Wednesday, June 7, 2017/
Key employment figures for April show Australia has an active workforce with about half its working age population employed.
With 12 million people ‘clocking on’, and 750,000 unemployed, there are plenty of potential job candidates for many industries.
However, sourcing the right person for the right job in the most efficient and cost-effective way depends on the industry recruiting for talent, business operators say.
Big business often favours recruitment agencies to source and screen potential candidates, despite having in-house human resources teams. While the agency is paid via a percentage fee of the salary of the candidate being sought, it’s considered an efficient recruitment process for the investment.
However, small-to-medium enterprises, including the owner-operator, prefer other cost-effective ways to find employees, such as word-of-mouth and direct advertising in print and online mediums.
Regardless of method, recruitment can be expensive for all industries, in terms of time and money, with some suggesting the “real cost” of recruitment can be upwards of 50 per cent of a person’s salary.
Recruitment costs can start before the employer even realises they need to recruit — for some businesses it means rejecting work because of a lack of people-power, and then needing to evaluate where employment gaps lie within a business. This is followed by the writing of a job description, ‘advertising’ a position and taking an indeterminate amount of time to review applications and interview candidates. Then comes the trial period, where the employer – regardless of business size – hopes their ‘hands on’ recruitment work pays off, with the new employee living up to expectations.
“You need to invest the time to get it right,” says Tim Miller of Bendigo’s Tim Miller Electrical. “No matter the size of business, you need to have the right people in place and to find them it takes time and money.”
Miller, whose business focuses on the installation and maintenance of machinery plant and equipment, estimates it takes his business “120 hours” to recruit one candidate – that could come from an initial pool of 20.
His recruitment methods include advertising, approaching TAFE and old-fashioned “word of mouth”.

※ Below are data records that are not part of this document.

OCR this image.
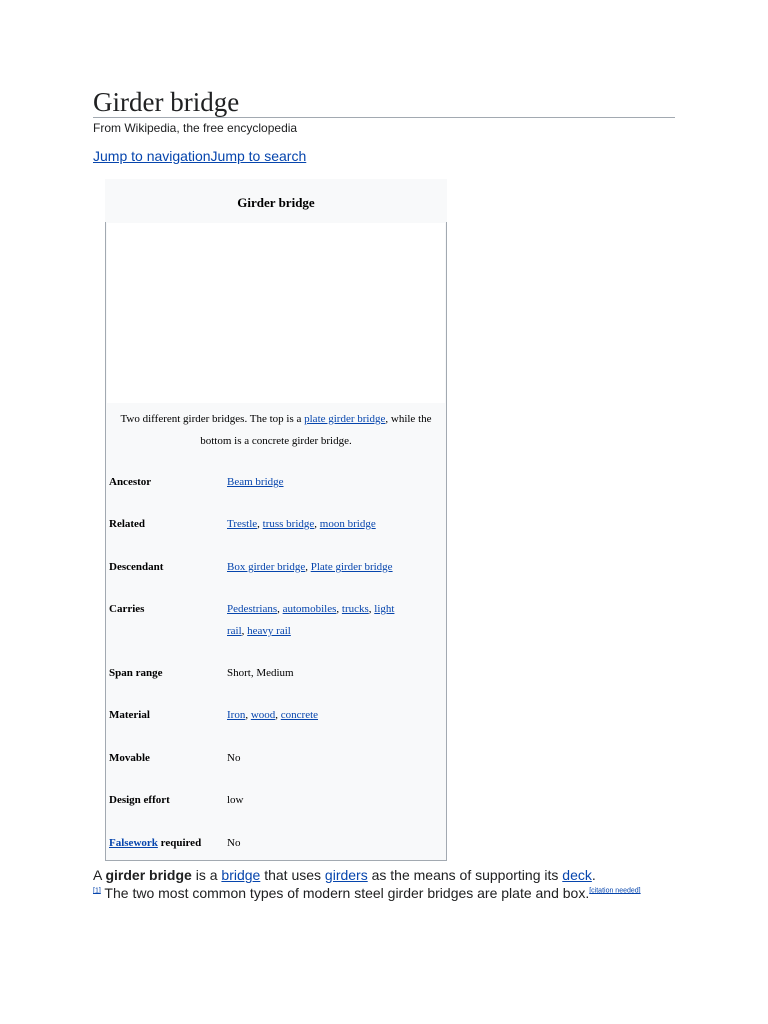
Girder bridge
From Wikipedia, the free encyclopedia
Jump to navigationJump to search
Girder bridge
Two different girder bridges. The top is a plate girder bridge, while the bottom is a concrete girder bridge.
Ancestor	Beam bridge
Related	Trestle, truss bridge, moon bridge
Descendant	Box girder bridge, Plate girder bridge
Carries	Pedestrians, automobiles, trucks, light rail, heavy rail
Span range	Short, Medium
Material	Iron, wood, concrete
Movable	No
Design effort	low
Falsework required	No
A girder bridge is a bridge that uses girders as the means of supporting its deck.
[1] The two most common types of modern steel girder bridges are plate and box.[citation needed]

“That estimate is if you are doing it properly,” he says.
In a business that services a wide stretch of central and northern Victoria, his five-person team includes “four on the tools” and one in the office. “We need to go back to five on the road for the turnover … and the recruitment process is not quick,” he says.
In equating that to dollars, he adds: “Each business knows what they will charge per hour so it’s easy to work out the sums and get a dollar figure. However, where it varies is the time it takes to start getting money back on a new recruit.”
For an electrical business, Miller says this could be two to three years. “In the recruitment or replacement stage we have to manage one man down, so that can be costly. When we do have a new recruit, you start to make money off them late in their third year.”
Miller says while he could streamline his selection process by minimising the number of candidates interviewed, his specialised business needs a rigorous selection process of two interviews and on-the-job trials for candidates.
“We want people who use their head and think, so we are looking for a particular person who can be adaptable and realise that time is money for a business.”